Awash multimammate mouse
- Conservation status: Least Concern (IUCN 3.1)

Scientific classification
- Kingdom: Animalia
- Phylum: Chordata
- Class: Mammalia
- Order: Rodentia
- Family: Muridae
- Genus: Mastomys
- Species: M. awashensis
- Binomial name: Mastomys awashensis Lavrenchenko, Likhnova & Baskevich, 1998

= Awash multimammate mouse =

- Genus: Mastomys
- Species: awashensis
- Authority: Lavrenchenko, Likhnova & Baskevich, 1998
- Conservation status: LC

Species of rodent

The Awash multimammate mouse or Awash mastomys (Mastomys awashensis) is a species of rodent in the family Muridae found only in Ethiopia. Phylogentically the Awash multimammate mouse is the sister taxon of the Natal multimammate mouse (M. natalensis), a species found almost everywhere in Africa south of the Sahara and considered a serious agricultural pest throughout its range.

==Habitat==
Its natural habitats are dry savanna and arable land.
It is threatened by habitat loss.
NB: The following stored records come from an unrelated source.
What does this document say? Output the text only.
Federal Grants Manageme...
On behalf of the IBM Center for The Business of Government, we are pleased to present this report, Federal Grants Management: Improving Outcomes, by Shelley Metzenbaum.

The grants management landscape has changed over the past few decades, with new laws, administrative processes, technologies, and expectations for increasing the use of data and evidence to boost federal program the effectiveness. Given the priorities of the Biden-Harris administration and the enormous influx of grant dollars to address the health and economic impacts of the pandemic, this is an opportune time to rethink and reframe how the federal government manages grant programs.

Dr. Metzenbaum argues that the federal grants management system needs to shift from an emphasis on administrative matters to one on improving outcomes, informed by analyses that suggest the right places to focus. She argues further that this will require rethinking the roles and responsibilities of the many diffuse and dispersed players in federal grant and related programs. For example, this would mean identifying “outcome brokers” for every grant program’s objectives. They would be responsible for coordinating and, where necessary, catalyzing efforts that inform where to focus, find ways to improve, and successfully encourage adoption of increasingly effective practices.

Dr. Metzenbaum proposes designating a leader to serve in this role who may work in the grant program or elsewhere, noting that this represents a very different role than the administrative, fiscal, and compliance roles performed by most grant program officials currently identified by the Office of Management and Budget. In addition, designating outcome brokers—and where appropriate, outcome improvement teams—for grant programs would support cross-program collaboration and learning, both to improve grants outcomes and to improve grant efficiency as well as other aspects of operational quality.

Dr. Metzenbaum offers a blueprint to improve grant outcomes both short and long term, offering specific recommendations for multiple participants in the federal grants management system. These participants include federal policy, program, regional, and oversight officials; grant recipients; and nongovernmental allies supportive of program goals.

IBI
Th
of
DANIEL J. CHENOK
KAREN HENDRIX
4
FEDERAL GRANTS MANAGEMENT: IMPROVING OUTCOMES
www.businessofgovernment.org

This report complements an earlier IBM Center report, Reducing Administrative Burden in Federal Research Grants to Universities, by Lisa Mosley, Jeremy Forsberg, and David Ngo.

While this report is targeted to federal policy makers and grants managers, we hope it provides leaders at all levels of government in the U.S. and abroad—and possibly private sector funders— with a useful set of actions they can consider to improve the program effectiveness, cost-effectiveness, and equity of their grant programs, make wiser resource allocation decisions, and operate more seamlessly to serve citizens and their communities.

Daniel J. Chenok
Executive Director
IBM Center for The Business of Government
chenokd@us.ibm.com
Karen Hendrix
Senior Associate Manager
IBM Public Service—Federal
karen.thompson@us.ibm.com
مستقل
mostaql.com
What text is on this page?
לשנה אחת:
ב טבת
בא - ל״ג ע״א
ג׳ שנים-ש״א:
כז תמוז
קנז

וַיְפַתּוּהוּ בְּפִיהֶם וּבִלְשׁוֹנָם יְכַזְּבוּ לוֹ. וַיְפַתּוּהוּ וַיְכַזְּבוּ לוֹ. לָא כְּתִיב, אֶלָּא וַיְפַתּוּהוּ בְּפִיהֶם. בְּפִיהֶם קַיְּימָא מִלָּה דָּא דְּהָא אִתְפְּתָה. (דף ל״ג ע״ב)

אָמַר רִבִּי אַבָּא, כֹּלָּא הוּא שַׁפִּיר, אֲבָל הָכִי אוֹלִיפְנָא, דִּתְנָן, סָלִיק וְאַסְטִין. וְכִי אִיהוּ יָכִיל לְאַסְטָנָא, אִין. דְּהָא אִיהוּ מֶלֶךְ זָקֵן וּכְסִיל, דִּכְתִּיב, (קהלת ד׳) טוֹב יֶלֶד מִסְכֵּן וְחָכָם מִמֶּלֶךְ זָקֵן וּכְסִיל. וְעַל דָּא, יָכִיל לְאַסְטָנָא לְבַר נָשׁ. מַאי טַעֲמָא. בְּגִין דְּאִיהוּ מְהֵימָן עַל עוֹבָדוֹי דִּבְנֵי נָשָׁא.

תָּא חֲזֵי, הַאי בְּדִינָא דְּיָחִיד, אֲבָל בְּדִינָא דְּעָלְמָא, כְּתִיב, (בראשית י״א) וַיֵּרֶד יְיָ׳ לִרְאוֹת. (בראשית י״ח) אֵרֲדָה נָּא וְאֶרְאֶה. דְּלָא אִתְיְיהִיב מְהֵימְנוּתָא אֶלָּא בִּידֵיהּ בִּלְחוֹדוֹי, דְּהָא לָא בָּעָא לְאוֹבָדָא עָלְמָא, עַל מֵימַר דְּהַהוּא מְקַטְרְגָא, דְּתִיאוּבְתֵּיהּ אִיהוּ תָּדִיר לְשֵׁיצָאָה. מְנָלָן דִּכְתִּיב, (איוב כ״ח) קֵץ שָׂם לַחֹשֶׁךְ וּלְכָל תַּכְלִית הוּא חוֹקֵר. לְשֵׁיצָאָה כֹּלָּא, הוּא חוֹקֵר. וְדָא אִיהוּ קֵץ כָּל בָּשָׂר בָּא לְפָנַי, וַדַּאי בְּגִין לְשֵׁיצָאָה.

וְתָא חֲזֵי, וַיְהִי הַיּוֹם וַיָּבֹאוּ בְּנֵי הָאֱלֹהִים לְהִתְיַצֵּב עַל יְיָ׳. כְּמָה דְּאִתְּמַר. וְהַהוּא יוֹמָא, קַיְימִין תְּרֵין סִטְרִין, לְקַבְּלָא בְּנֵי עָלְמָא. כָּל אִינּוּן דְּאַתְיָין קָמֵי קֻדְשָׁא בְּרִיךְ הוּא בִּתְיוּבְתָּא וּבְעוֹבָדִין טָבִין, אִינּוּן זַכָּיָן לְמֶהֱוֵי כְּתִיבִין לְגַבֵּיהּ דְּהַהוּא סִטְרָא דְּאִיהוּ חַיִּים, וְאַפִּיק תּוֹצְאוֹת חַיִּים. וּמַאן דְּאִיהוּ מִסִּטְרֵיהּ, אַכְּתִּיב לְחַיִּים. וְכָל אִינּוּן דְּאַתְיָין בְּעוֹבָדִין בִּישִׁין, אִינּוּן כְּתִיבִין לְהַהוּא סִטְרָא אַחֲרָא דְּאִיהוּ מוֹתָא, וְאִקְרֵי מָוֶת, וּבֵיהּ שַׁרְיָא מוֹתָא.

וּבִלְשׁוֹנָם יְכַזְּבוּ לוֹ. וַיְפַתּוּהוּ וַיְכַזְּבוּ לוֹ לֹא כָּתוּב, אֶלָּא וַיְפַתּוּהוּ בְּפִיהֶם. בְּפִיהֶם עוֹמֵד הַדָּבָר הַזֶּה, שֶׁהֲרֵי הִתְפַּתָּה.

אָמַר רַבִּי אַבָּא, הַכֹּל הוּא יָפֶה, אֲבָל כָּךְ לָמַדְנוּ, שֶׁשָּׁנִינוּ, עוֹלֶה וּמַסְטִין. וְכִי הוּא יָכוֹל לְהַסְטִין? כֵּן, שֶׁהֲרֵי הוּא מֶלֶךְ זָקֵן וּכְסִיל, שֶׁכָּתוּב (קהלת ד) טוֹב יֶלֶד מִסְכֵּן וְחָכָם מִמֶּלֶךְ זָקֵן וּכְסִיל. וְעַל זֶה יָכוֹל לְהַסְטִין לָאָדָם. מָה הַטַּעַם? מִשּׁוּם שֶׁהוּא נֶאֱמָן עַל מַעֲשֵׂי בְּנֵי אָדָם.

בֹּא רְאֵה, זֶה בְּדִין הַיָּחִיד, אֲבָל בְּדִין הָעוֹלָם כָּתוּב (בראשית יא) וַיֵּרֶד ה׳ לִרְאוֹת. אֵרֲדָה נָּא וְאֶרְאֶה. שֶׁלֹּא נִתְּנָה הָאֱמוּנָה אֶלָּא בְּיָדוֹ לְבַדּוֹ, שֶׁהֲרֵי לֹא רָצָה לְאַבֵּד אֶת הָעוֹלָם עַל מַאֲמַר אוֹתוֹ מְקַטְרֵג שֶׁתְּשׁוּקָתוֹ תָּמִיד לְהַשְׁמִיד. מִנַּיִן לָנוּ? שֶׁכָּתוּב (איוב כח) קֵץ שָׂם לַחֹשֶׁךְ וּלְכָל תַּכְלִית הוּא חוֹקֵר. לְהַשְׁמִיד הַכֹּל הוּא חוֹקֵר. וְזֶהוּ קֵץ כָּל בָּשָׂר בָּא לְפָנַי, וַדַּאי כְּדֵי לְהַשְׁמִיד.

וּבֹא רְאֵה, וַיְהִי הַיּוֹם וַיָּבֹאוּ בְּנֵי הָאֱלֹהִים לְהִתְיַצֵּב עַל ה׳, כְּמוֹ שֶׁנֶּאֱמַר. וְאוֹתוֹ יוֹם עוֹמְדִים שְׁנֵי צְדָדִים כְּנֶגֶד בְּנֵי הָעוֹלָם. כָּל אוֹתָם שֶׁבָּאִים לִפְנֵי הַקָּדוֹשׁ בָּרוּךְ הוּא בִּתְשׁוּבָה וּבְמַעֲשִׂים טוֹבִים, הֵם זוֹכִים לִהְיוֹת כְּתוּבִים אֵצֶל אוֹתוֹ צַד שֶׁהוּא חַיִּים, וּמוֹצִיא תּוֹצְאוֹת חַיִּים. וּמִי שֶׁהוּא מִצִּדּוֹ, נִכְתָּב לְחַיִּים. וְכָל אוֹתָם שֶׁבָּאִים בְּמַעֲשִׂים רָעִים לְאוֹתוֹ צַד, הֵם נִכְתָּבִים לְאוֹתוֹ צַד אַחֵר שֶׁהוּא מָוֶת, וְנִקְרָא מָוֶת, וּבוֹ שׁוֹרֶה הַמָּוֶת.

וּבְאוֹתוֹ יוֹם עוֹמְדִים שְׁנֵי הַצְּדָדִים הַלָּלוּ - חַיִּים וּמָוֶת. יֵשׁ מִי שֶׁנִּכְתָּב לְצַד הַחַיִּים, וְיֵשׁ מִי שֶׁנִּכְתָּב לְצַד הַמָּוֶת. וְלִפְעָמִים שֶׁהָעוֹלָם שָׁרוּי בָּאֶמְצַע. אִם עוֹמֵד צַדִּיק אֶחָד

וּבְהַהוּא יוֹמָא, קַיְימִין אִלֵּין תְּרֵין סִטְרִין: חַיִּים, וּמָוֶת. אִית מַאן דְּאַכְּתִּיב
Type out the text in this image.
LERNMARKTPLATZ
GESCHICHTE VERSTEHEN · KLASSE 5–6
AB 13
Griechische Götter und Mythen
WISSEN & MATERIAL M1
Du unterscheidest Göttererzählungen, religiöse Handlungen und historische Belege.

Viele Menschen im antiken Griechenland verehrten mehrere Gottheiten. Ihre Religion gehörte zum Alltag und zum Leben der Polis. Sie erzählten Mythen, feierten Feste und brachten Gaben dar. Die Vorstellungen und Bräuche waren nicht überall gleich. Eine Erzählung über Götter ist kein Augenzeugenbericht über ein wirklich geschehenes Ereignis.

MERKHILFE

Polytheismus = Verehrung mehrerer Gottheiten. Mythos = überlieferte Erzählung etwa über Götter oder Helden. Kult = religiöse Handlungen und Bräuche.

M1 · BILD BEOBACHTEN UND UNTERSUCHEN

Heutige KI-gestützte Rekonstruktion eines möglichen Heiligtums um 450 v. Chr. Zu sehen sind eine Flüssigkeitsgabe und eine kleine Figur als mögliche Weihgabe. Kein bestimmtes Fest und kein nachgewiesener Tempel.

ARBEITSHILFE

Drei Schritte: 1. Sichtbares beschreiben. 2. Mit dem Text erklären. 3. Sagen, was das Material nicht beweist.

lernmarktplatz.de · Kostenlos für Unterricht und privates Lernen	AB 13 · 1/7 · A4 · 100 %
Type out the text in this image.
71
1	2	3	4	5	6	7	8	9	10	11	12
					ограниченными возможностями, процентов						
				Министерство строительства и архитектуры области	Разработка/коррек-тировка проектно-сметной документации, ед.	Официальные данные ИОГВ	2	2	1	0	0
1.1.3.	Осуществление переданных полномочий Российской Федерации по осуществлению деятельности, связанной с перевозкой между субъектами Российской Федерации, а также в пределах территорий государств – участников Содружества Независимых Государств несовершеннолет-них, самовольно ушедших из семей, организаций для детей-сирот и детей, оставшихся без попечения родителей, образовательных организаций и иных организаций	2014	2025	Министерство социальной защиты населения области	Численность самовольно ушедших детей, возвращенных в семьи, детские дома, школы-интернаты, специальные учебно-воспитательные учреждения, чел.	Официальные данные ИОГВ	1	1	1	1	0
It is also considered as a pest for grain crops.

==Ecology==
The species' ecology has been studied in detail in the croplands of the Degua Tembien district in Tigray, where it commonly occurs in crop fields, domestic and peri-domestic habitats in wider altitudinal range (1500 m up to 2700 m). Being a nocturnal and burrowing species, it prefers crop fields with vertisols. Likewise, the multimammate mouse possibly contributes to a significant portion to the rodent diet of night-active raptors such as Barn owl.